Wednesday, October 29, 2014

The good doctor

It was sometime in the late 1910s that Gopala Menon, of the Mokkil Maruthur tharavad in Vadavanur landed up in the city of Madras. The eldest of 6 siblings, he had to move to Madras to study medicine - and stayed on in the city to set up practice. Within a short time he was very popular in Kodambakkam, where he was practicing from. His popularity came not just from his medical abilities - which were considerable - but from his seemingly boundless compassion as well. He discriminated patients only on the basis of their health condition and he drew his clientele from all classes. It helped that he was fluent in several languages: Malayalam, Tamizh, Telugu, Hindi, Sanskrit, English, and, it is reliably said, the dialect of Narikoravas, the nomadic tribes of the region. He could relate to his patients and talk to them in their language.

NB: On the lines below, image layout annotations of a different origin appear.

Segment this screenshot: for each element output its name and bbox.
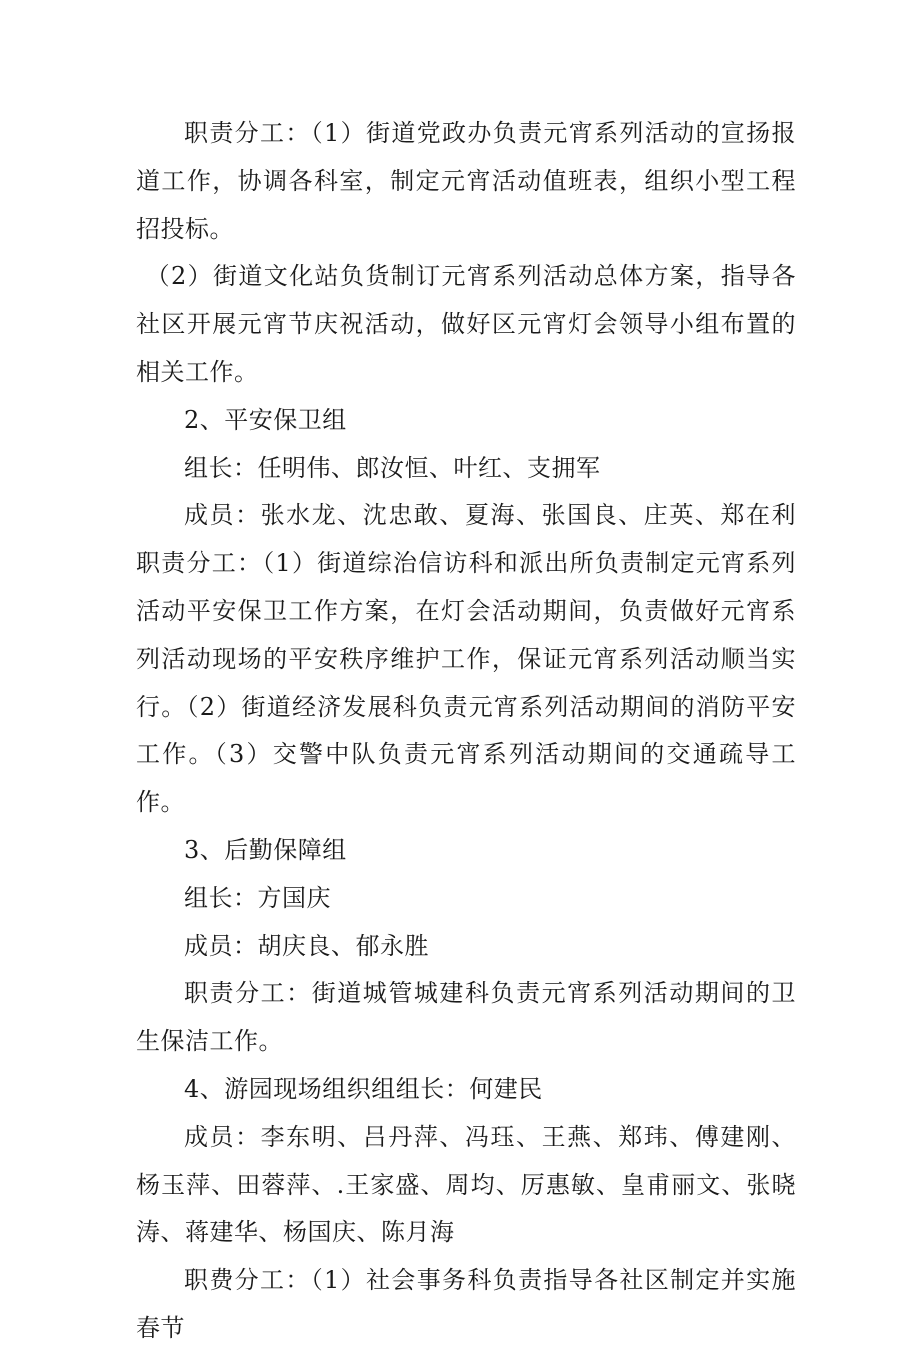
paragraph-duties-2: （2）街道文化站负货制订元宵系列活动总体方案，指导各社区开展元宵节庆祝活动，做好区元宵灯会领导小组布置的相关工作。 (136, 262, 796, 386)
paragraph-logistics-members: 成员：胡庆良、郁永胜 (184, 931, 429, 960)
paragraph-duties-1: 职责分工：（1）街道党政办负责元宵系列活动的宣扬报道工作，协调各科室，制定元宵活动值班表，组织小型工程招投标。 (136, 119, 796, 243)
paragraph-logistics-duties: 职责分工：街道城管城建科负责元宵系列活动期间的卫生保洁工作。 (136, 979, 796, 1056)
paragraph-logistics-leader: 组长：方国庆 (184, 883, 331, 912)
paragraph-security-leaders: 组长：任明伟、郎汝恒、叶红、支拥军 (184, 453, 601, 482)
paragraph-park-members: 成员：李东明、吕丹萍、冯珏、王燕、郑玮、傅建刚、杨玉萍、田蓉萍、.王家盛、周均、厉惠敏、皇甫丽文、张晓涛、蒋建华、杨国庆、陈月海 (136, 1122, 796, 1247)
paragraph-security-members: 成员：张水龙、沈忠敢、夏海、张国良、庄英、郑在利职责分工：（1）街道综治信访科和派出所负责制定元宵系列活动平安保卫工作方案，在灯会活动期间，负责做好元宵系列活动现场的平安秩序维护工作，保证元宵系列活动顺当实行。（2）街道经济发展科负责元宵系列活动期间的消防平安工作。（3）交警中队负责元宵系列活动期间的交通疏导工作。 (136, 501, 796, 817)
heading-park-site-group: 4、游园现场组织组组长：何建民 (184, 1074, 543, 1103)
heading-logistics-group: 3、后勤保障组 (184, 835, 347, 864)
heading-security-group: 2、平安保卫组 (184, 405, 347, 434)
paragraph-park-duties: 职费分工：（1）社会事务科负责指导各社区制定并实施春节 (136, 1266, 796, 1342)
document-body (136, 110, 796, 1353)
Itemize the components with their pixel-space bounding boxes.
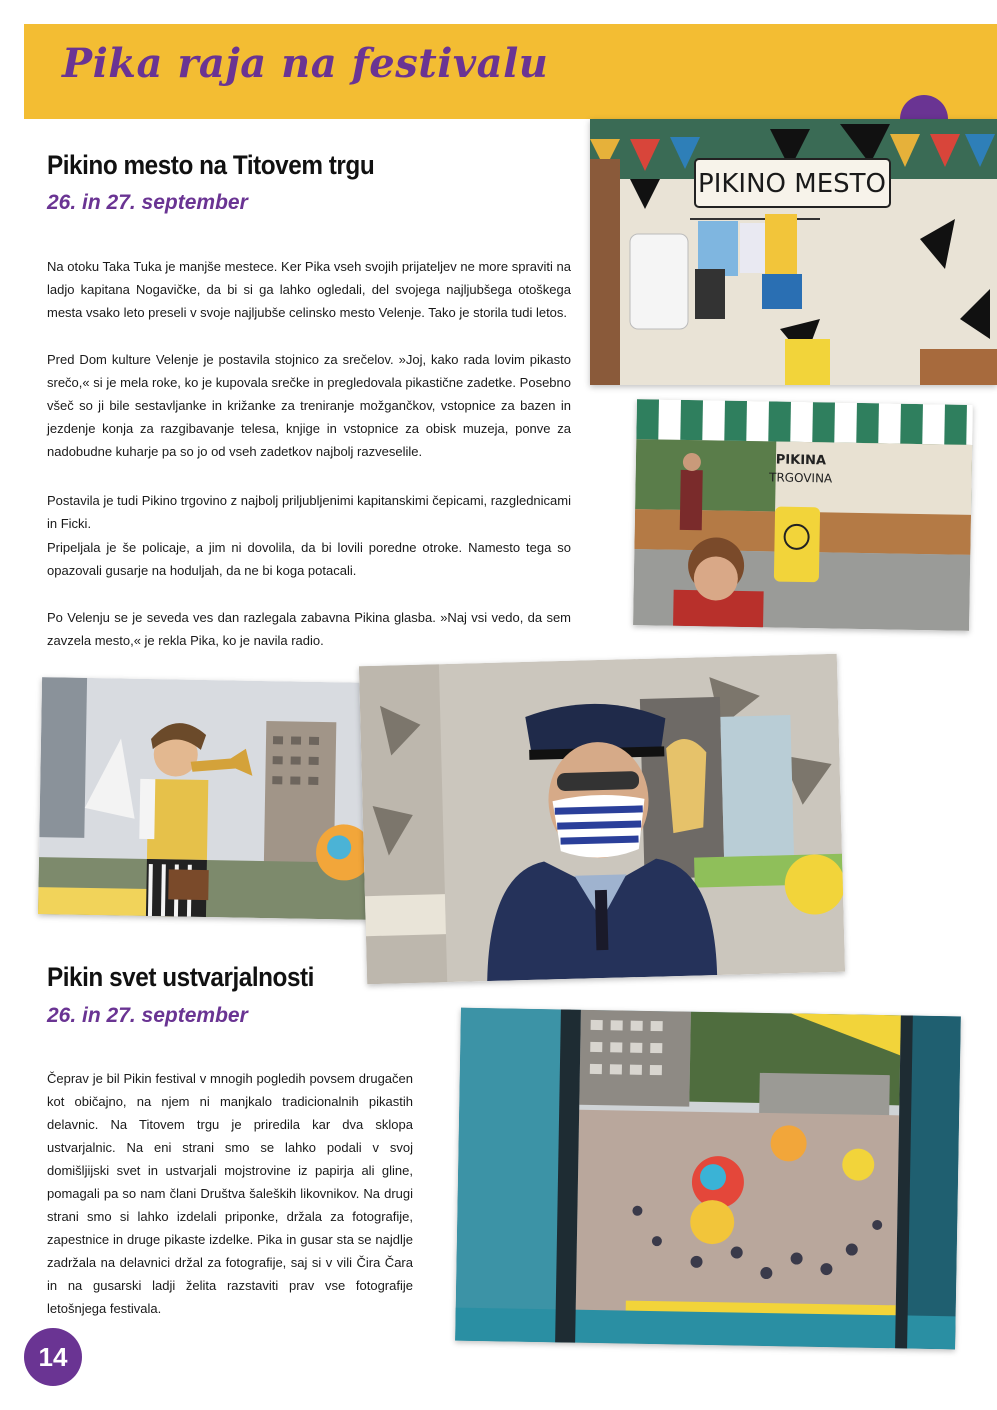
photo-pikina-trgovina: [633, 399, 973, 631]
section1-paragraph-4: Pripeljala je še policaje, a jim ni dovolila, da bi lovili poredne otroke. Namesto tega so opazovali gusarje na hoduljah, da ne bi koga potacali.: [47, 540, 571, 578]
section1-paragraph-2: Pred Dom kulture Velenje je postavila stojnico za srečelov. »Joj, kako rada lovim pikasto srečo,« si je mela roke, ko je kupovala srečke in pregledovala pikastične zadetke. Posebno všeč so ji bile sestavljanke in križanke za treniranje možgančkov, vstopnice za bazen in jezdenje konja za razgibavanje telesa, knjige in vstopnice za obisk muzeja, ponve za nadobudne kuharje pa so jo od vseh zadetkov najbolj razveselile.: [47, 352, 571, 459]
photo-trumpet-player: [38, 677, 372, 920]
section1-paragraph-1: Na otoku Taka Tuka je manjše mestece. Ker Pika vseh svojih prijateljev ne more spraviti na ladjo kapitana Nogavičke, da bi si ga lahko ogledali, del svojega najljubšega otoškega mesta vsako leto preseli v svoje najljubše celinsko mesto Velenje. Tako je storila tudi letos.: [47, 259, 571, 320]
page-title: Pika raja na festivalu: [62, 40, 549, 87]
section2-date: 26. in 27. september: [47, 1004, 248, 1027]
section2-heading: Pikin svet ustvarjalnosti: [47, 962, 314, 992]
photo-pikino-mesto-stall: [590, 119, 997, 385]
section1-paragraph-5: Po Velenju se je seveda ves dan razlegala zabavna Pikina glasba. »Naj vsi vedo, da sem zavzela mesto,« je rekla Pika, ko je navila radio.: [47, 610, 571, 648]
section1-date: 26. in 27. september: [47, 191, 248, 214]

And they flocked to him from all over the Presidency. It was common for his clinic to have indigent outpatients from from as far away as Pazhaverkadu and Nellore; patients in similar straits from Malabar were a constant factor. The doctor would treat them, very often gratis, and then give them free board and lodging for a couple of days, besides giving them "theevandikooli" (steam train fare) to get back to their villages. Such largesse was partly subsidised by Dr. Gopala Menon's well-to-do patients, who included the zamindar of Vizhuthamangalam (more about that connection in a later post) and others. The generosity of such patients also enabled the doctor to acquire lands in the Mambalam / Kodambakkam area, on which he settled some of his patients, helping them find gainful occupations. That was very much in keeping with his belief, printed on his letterhead, "लोका: समस्ता सुखिनो भवन्तु" ("lokah samastah sukhino bhavantu" - may everyone everywhere be happy). 

His generosity extended to his siblings and their families. He brought all his sisters to Madras and had them married off; one of his brothers died young, but the other was brought to Madras and settled down. Meanwhile, his nephews were coming of age and they needed residences of their own. As many of them as possible were accommodated in a 'compound' in Kodambakkam, which was given the name of the ancestral tharavad - Mokkil Maruthur. Having all these members of his extended family around made the doctor forget that he had to get married and have children of his own; he died, a bachelor, on December 26, 1976. The family had little say in the post-mortem ceremonies; dignitaries dictated and the residents of Raja Pillai Thottam, the neighbouring slum, took over the funeral, for he was their doctorayya, the one whose kairasi ("goodness of hands") set right their malaises without ever failing. It was they who made sure the road next to Dr. Gopala Menon's house was renamed in his memory. In the manner of most street signs of Chennai, this one also has got the spelling of his name wrong - that alone testifies to the greatness of the doctor!